I have a DataFrame that contains the price of a ticker like this:
date price
2006-01-02 09:00:00 6548.34
2006-01-02 09:01:00 6457.61
2006-01-02 09:02:00 6452.82
2006-01-02 09:03:00 6452.39
2006-01-02 09:04:00 6451.61
...
2021-01-29 13:29:40 15229.54
2021-01-29 13:29:45 15229.54
2021-01-29 13:29:50 15229.54
2021-01-29 13:29:55 15229.54
2021-01-29 13:30:00 15138.31
How can I remove the hour, minute, and second parts in the date?

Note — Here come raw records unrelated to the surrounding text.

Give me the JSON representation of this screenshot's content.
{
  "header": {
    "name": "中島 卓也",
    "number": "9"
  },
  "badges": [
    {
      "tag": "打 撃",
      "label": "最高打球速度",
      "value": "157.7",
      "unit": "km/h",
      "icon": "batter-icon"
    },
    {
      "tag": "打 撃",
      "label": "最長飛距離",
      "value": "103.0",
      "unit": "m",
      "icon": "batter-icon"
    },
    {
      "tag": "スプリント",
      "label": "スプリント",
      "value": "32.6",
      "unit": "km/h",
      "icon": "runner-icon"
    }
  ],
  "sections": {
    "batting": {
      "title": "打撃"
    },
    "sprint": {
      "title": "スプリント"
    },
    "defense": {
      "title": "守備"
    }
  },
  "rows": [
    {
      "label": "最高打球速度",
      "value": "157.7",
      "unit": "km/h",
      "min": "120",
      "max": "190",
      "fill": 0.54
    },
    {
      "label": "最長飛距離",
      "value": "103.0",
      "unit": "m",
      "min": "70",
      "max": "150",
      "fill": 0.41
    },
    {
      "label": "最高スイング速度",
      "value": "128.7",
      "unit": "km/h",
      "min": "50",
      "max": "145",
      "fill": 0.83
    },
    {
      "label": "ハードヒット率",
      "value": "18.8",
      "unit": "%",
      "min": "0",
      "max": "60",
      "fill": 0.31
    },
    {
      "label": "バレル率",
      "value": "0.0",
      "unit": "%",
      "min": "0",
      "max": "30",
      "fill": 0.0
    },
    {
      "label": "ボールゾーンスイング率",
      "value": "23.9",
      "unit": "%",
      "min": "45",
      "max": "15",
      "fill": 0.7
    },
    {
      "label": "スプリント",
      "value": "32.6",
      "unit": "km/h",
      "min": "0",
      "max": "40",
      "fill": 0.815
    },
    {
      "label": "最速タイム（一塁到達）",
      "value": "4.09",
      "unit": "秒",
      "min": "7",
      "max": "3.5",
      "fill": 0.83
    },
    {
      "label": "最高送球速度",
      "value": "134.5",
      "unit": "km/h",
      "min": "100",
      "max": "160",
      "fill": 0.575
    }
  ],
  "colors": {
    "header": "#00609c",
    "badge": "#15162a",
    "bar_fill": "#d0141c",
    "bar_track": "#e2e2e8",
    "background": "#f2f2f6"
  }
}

I mean I want something like this.
date price
2006-01-02 6577.33
2006-01-03 6488.62
2006-01-04 6469.82
2006-01-05 6555.39
2006-01-06 6448.65
...
2021-01-25 15229.53
2021-01-26 15129.34
2021-01-27 14129.64
2021-01-28 15228.34
2021-01-29 15138.31
I only want the last price of each day.
So the thing I want to do is to remove all the other prices of each day.
How can I achieve this?
My df.index returns the following
>>> df.index
DatetimeIndex(['2006-01-02 09:00:00', '2006-01-02 09:01:00',
'2006-01-02 09:02:00', '2006-01-02 09:03:00',
'2006-01-02 09:04:00', '2006-01-02 09:05:00',
'2006-01-02 09:06:00', '2006-01-02 09:07:00',
'2006-01-02 09:08:00', '2006-01-02 09:09:00',
...
'2021-01-29 13:29:15', '2021-01-29 13:29:20',
'2021-01-29 13:29:25', '2021-01-29 13:29:30',
'2021-01-29 13:29:35', '2021-01-29 13:29:40',
'2021-01-29 13:29:45', '2021-01-29 13:29:50',
'2021-01-29 13:29:55', '2021-01-29 13:30:00'],
dtype='datetime64[ns]', name='date', length=6345485, freq=None)
df.columns returns
>>> df.columns
Index(['price'], dtype='object', name='stock_id')
My pd.to_datetime(df.index, format='%Y%m%d') returns
>>> pd.to_datetime(df.index)
DatetimeIndex(['2006-01-02 09:00:00', '2006-01-02 09:01:00',
'2006-01-02 09:02:00', '2006-01-02 09:03:00',
'2006-01-02 09:04:00', '2006-01-02 09:05:00',
'2006-01-02 09:06:00', '2006-01-02 09:07:00',
'2006-01-02 09:08:00', '2006-01-02 09:09:00',
...
'2021-01-29 13:29:15', '2021-01-29 13:29:20',
'2021-01-29 13:29:25', '2021-01-29 13:29:30',
'2021-01-29 13:29:35', '2021-01-29 13:29:40',
'2021-01-29 13:29:45', '2021-01-29 13:29:50',
'2021-01-29 13:29:55', '2021-01-29 13:30:00'],
dtype='datetime64[ns]', name='date', length=6345485, freq=None)
This is so strange. Because the to_datetime() conversion doesn't seem to work.